The problem is that the proffered hand of scientific help has not been received within the walls of the 18th-century Syrian Catholic monastery with the enthusiasm that might have been expected. Earlier this year, the monks of Deir el-Shurfeh wrote to the Institut Catholique in Paris and Louvain-La Neuve in Belgium, seeking assistance in preserving a manuscript collection which they believe to be the sixth most important in the world after libraries in the Vatican and Oxford and in Russia, France and Germany.

European specialists arrived to inspect the 3,000 titles, stacked behind glass in a locked room above the monks' refectory. But their proposals did not meet with Fr Melki's satisfaction.

"We had three demands: that a method be found of protecting the volumes from humidity in a stable temperature, that repairs should be made to the manuscripts, and that there must be someone here in the library to work on them and catalogue the books. We also want to keep the reproduction rights of our books. But we were presented with a contract to sign, which appeared to allow a university to make copies of the volumes for students and others. What we need is a patron of the arts, a Maecenas, to help us pay for the restoration. These are our books and they must remain in our library. And when our patriarch asked me about this, I advised him that we should not sign." As a result, not a single one of the manuscripts has been repaired.

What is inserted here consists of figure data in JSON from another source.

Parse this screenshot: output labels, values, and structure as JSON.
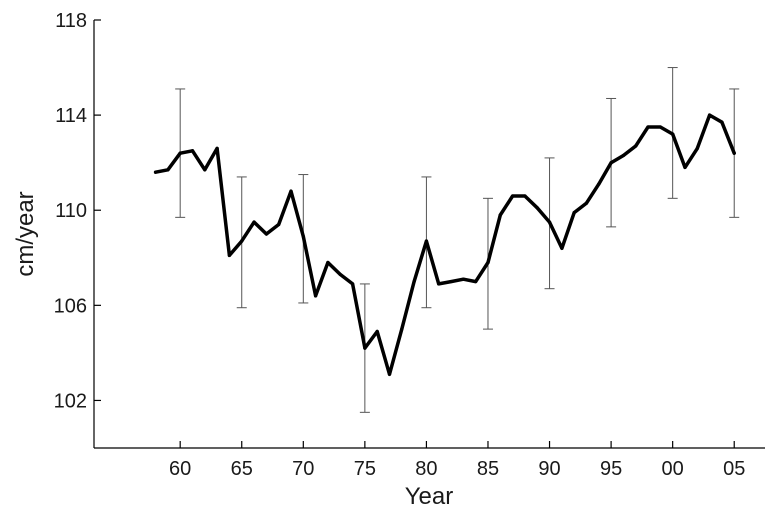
{
  "chart_data": {
    "type": "line",
    "xlabel": "Year",
    "ylabel": "cm/year",
    "xlim": [
      1953,
      2007.5
    ],
    "ylim": [
      100,
      118
    ],
    "grid": false,
    "xticks": [
      {
        "value": 1960,
        "label": "60"
      },
      {
        "value": 1965,
        "label": "65"
      },
      {
        "value": 1970,
        "label": "70"
      },
      {
        "value": 1975,
        "label": "75"
      },
      {
        "value": 1980,
        "label": "80"
      },
      {
        "value": 1985,
        "label": "85"
      },
      {
        "value": 1990,
        "label": "90"
      },
      {
        "value": 1995,
        "label": "95"
      },
      {
        "value": 2000,
        "label": "00"
      },
      {
        "value": 2005,
        "label": "05"
      }
    ],
    "yticks": [
      {
        "value": 102,
        "label": "102"
      },
      {
        "value": 106,
        "label": "106"
      },
      {
        "value": 110,
        "label": "110"
      },
      {
        "value": 114,
        "label": "114"
      },
      {
        "value": 118,
        "label": "118"
      }
    ],
    "series": [
      {
        "x": [
          1958,
          1959,
          1960,
          1961,
          1962,
          1963,
          1964,
          1965,
          1966,
          1967,
          1968,
          1969,
          1970,
          1971,
          1972,
          1973,
          1974,
          1975,
          1976,
          1977,
          1978,
          1979,
          1980,
          1981,
          1982,
          1983,
          1984,
          1985,
          1986,
          1987,
          1988,
          1989,
          1990,
          1991,
          1992,
          1993,
          1994,
          1995,
          1996,
          1997,
          1998,
          1999,
          2000,
          2001,
          2002,
          2003,
          2004,
          2005
        ],
        "y": [
          111.6,
          111.7,
          112.4,
          112.5,
          111.7,
          112.6,
          108.1,
          108.7,
          109.5,
          109.0,
          109.4,
          110.8,
          108.9,
          106.4,
          107.8,
          107.3,
          106.9,
          104.2,
          104.9,
          103.1,
          105.0,
          107.0,
          108.7,
          106.9,
          107.0,
          107.1,
          107.0,
          107.8,
          109.8,
          110.6,
          110.6,
          110.1,
          109.5,
          108.4,
          109.9,
          110.3,
          111.1,
          112.0,
          112.3,
          112.7,
          113.5,
          113.5,
          113.2,
          111.8,
          112.6,
          114.0,
          113.7,
          112.4
        ],
        "color": "#000000"
      }
    ],
    "error_bars": [
      {
        "x": 1960,
        "low": 109.7,
        "high": 115.1
      },
      {
        "x": 1965,
        "low": 105.9,
        "high": 111.4
      },
      {
        "x": 1970,
        "low": 106.1,
        "high": 111.5
      },
      {
        "x": 1975,
        "low": 101.5,
        "high": 106.9
      },
      {
        "x": 1980,
        "low": 105.9,
        "high": 111.4
      },
      {
        "x": 1985,
        "low": 105.0,
        "high": 110.5
      },
      {
        "x": 1990,
        "low": 106.7,
        "high": 112.2
      },
      {
        "x": 1995,
        "low": 109.3,
        "high": 114.7
      },
      {
        "x": 2000,
        "low": 110.5,
        "high": 116.0
      },
      {
        "x": 2005,
        "low": 109.7,
        "high": 115.1
      }
    ]
  }
}
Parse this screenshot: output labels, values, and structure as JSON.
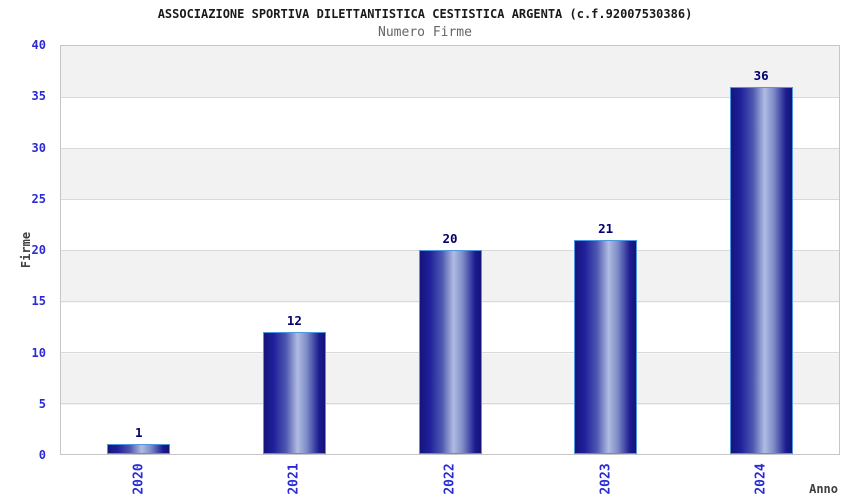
{
  "title": "ASSOCIAZIONE SPORTIVA DILETTANTISTICA CESTISTICA ARGENTA (c.f.92007530386)",
  "subtitle": "Numero Firme",
  "chart_data": {
    "type": "bar",
    "categories": [
      "2020",
      "2021",
      "2022",
      "2023",
      "2024"
    ],
    "values": [
      1,
      12,
      20,
      21,
      36
    ],
    "title": "ASSOCIAZIONE SPORTIVA DILETTANTISTICA CESTISTICA ARGENTA (c.f.92007530386)",
    "subtitle": "Numero Firme",
    "xlabel": "Anno",
    "ylabel": "Firme",
    "ylim": [
      0,
      40
    ],
    "yticks": [
      0,
      5,
      10,
      15,
      20,
      25,
      30,
      35,
      40
    ],
    "grid": "horizontal gridlines with alternating gray/white bands every 5 units",
    "legend_position": "none",
    "bar_value_labels": [
      1,
      12,
      20,
      21,
      36
    ],
    "x_tick_rotation": -90,
    "colors": {
      "bar_dark": "#15157d",
      "bar_light": "#b0bce2",
      "bar_border": "#4f97e0",
      "axis_tick_label": "#2b2bd4",
      "value_label": "#000070",
      "band_gray": "#f2f2f2",
      "gridline": "#d9d9d9",
      "plot_border": "#c6c6c6",
      "axis_title": "#404040",
      "subtitle": "#666666",
      "title": "#1a1a1a"
    }
  }
}
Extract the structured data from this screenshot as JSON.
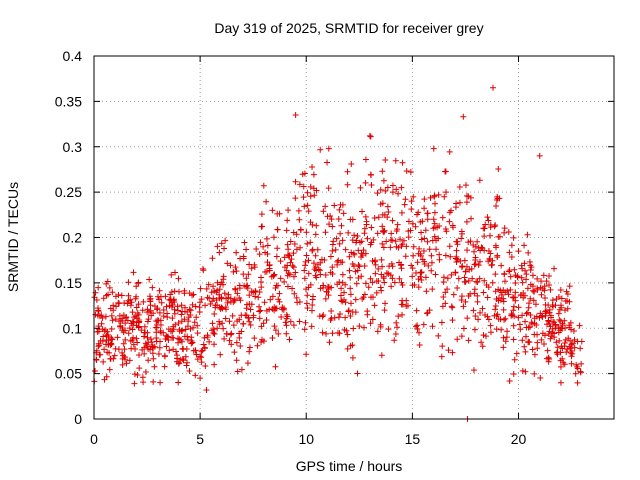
{
  "chart_data": {
    "type": "scatter",
    "title": "Day 319 of 2025, SRMTID for receiver grey",
    "xlabel": "GPS time / hours",
    "ylabel": "SRMTID / TECUs",
    "xlim": [
      0,
      24.5
    ],
    "ylim": [
      0,
      0.4
    ],
    "xticks": [
      0,
      5,
      10,
      15,
      20
    ],
    "xtick_labels": [
      "0",
      "5",
      "10",
      "15",
      "20"
    ],
    "yticks": [
      0,
      0.05,
      0.1,
      0.15,
      0.2,
      0.25,
      0.3,
      0.35,
      0.4
    ],
    "ytick_labels": [
      "0",
      "0.05",
      "0.1",
      "0.15",
      "0.2",
      "0.25",
      "0.3",
      "0.35",
      "0.4"
    ],
    "grid": true,
    "marker": "+",
    "color": "#e00000",
    "x_range_data": [
      0,
      23
    ],
    "trend": {
      "hours": [
        0,
        2,
        4,
        5,
        6,
        8,
        9,
        10,
        12,
        13,
        14,
        16,
        18,
        19,
        20,
        21,
        22,
        23
      ],
      "median": [
        0.1,
        0.1,
        0.1,
        0.1,
        0.12,
        0.14,
        0.15,
        0.18,
        0.16,
        0.19,
        0.17,
        0.19,
        0.16,
        0.17,
        0.13,
        0.12,
        0.1,
        0.07
      ]
    },
    "notable_points": [
      {
        "x": 18.8,
        "y": 0.365
      },
      {
        "x": 9.5,
        "y": 0.335
      },
      {
        "x": 17.4,
        "y": 0.333
      },
      {
        "x": 13.0,
        "y": 0.312
      },
      {
        "x": 21.0,
        "y": 0.29
      },
      {
        "x": 8.0,
        "y": 0.257
      },
      {
        "x": 5.0,
        "y": 0.045
      },
      {
        "x": 5.3,
        "y": 0.032
      },
      {
        "x": 22.0,
        "y": 0.04
      },
      {
        "x": 17.6,
        "y": 0.0
      }
    ]
  }
}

Fr Melki brings from his desk a brochure advertising the benefits of manuscript reproduction on CD-Rom. "Do you know what this is?" he asks. I try to explain the principles of high-definition computer reproduction, but am forced to agree that I have a dim notion only of the science of photography. Fr Melki, it seems, is something of a computer Luddite. There appears to be no telephone in his office and on his desk stands a 30- year-old typewriter stuffed with paper and carbons. Nor are computers the only focus of his suspicion. "The equality of men and women repre- sents the decadence of the West," he decrees as we are walking later in the courtyard of his mon- astery. "The superiority of women over men is a catastrophe."

And this, I began to suspect, lay behind Fr Melki's difficulties with the library. For if he is a chauvinist - a remark of mine which caused him to smile a little grimly - he is also a fine scholar, fluent in Aramaic, the language of Christ in which many of the manuscripts are written and which is still in use in some Syrian villages. Fr Melki himself comes from the poor northern Syrian town of Hassake, not far from southern Turkey, where Michael al-Kabir al-Seriani - the 11th-century monk whose contemporary history of the Crusades remains one of the monastery's priceless possessions - once lived. Fr Melki's sense of history is as precise as his distrust of modern capitalist science and morality.

He is well aware that the monastery's 12th-century manuscripts of Yahi Bin Jarir's Guide to Philosophy are the oldest copies in existence. The only others are in the Vatican and Oxford (where the volume is dated 1573). Of the same author's Problems and Questions, Nos 1-6 of the 17- volume collection at Deir el-Shurfeh were lost long before a monk called Jarweh created the manuscript library in 1784.

Fr Melki's love of books - of the actual physical pages of text as well as their contents - is descended from that of the medieval monks and early Renaissance scholars who were able to pass on knowledge and philosophy, human or divine, only through the handwritten word. By photographing their work and applying capitalist principles to reproduction, modern science has, in a sense, mocked both the labours and philosophy of those early scribes.

Perhaps that is why Fr Melki concludes with a gentle, troubling homily. "If these books have lasted for 800 years, they will last for another 100," he says. But the litany of endangered volumes suggests science will have to overcome heroic rhetoric if he is to be proved correct.